CORRERÍAS APOSTÓLICAS-Hacia la santidad

Parte segunda
Del libro "Hacia la santidad"
P. Angel Peña


En mula o a caballo, raras veces a pie, con sombrero de paja o sin él y siempre vestido con mi hábito negro de agustino recoleto. En mi equipaje no podía faltar el poncho de aguas para la lluvia ni la alforja de cuero en la que llevaba lo necesario para la misa.

Subiendo o bajando los enormes cerros de los Andes. Con frío o con calor; a veces, sudando la gota gorda, o con lluvia por caminos llenos de barro.
Siempre acompañado de un catequista que me guiaba y me ayudaba en cualquier dificultad.
Casi siempre silbando o cantando, cuando el clima era bueno, para manifestar mi alegría interior al Dios del Universo que ha creado tantas maravillas de la naturaleza.

Cuando llegaba a un caserío, salían muchos a recibirnos con alegría, a no ser que fuera un caserío distante, donde se iba después de varios años.
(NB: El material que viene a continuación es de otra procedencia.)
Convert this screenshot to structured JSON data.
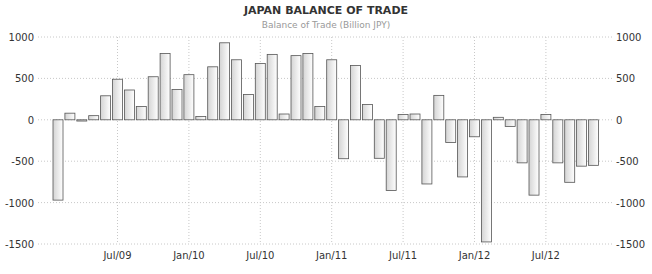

Normalmente, en casi todos los lugares, la llegada del sacerdote era un día de fiesta. Por la noche nos reuníamos para la misa y allí, niños y viejos, hombres y mujeres (y hasta perros y gatos) todos unidos cantábamos alabanzas al Señor.

Yo los encomendaba y pedía por ellos por intercesión de María, la buena Madre, a quien siempre hacía referencia. Y, por supuesto, en compañía de los ángeles, que siempre están por todas partes.

¡Qué gozo siente el misionero al ver la alegría y la sonrisa en aquellos rostros de gente humilde, que lo aprecian y lo escuchan con atención!

Al día siguiente, era el día de los bautismos, matrimonios, confesiones, visita a los enfermos y otras diligencias antes de emprender el camino hacia otro lugar, pues no había tiempo para descansar, ya que otros estaban esperando y ya estaban avisados de mi llegada. Y así una semana, o quince días, o un mes.

Por fin, llegaba a mi parroquia de nuevo y descansaba y me aseaba y podía comer un poco mejor. Y, de nuevo, después de un mes, planear otra nueva gira, porque lo pedían y había muchas personas sedientas de la Palabra de Dios. Pero, primero, había que tomar fuerzas físicas y espirituales para poder comenzar de nuevo, pues en las correrías apostólicas no me dejaban ni a sol ni a sombra y uno no tenía tiempo ni para rezar.

¡Qué hermosos son sobre los montes, los pies del mensajero, que anuncia la paz, que trae las buenas nuevas y anuncia la salvación!” (Is 52,7).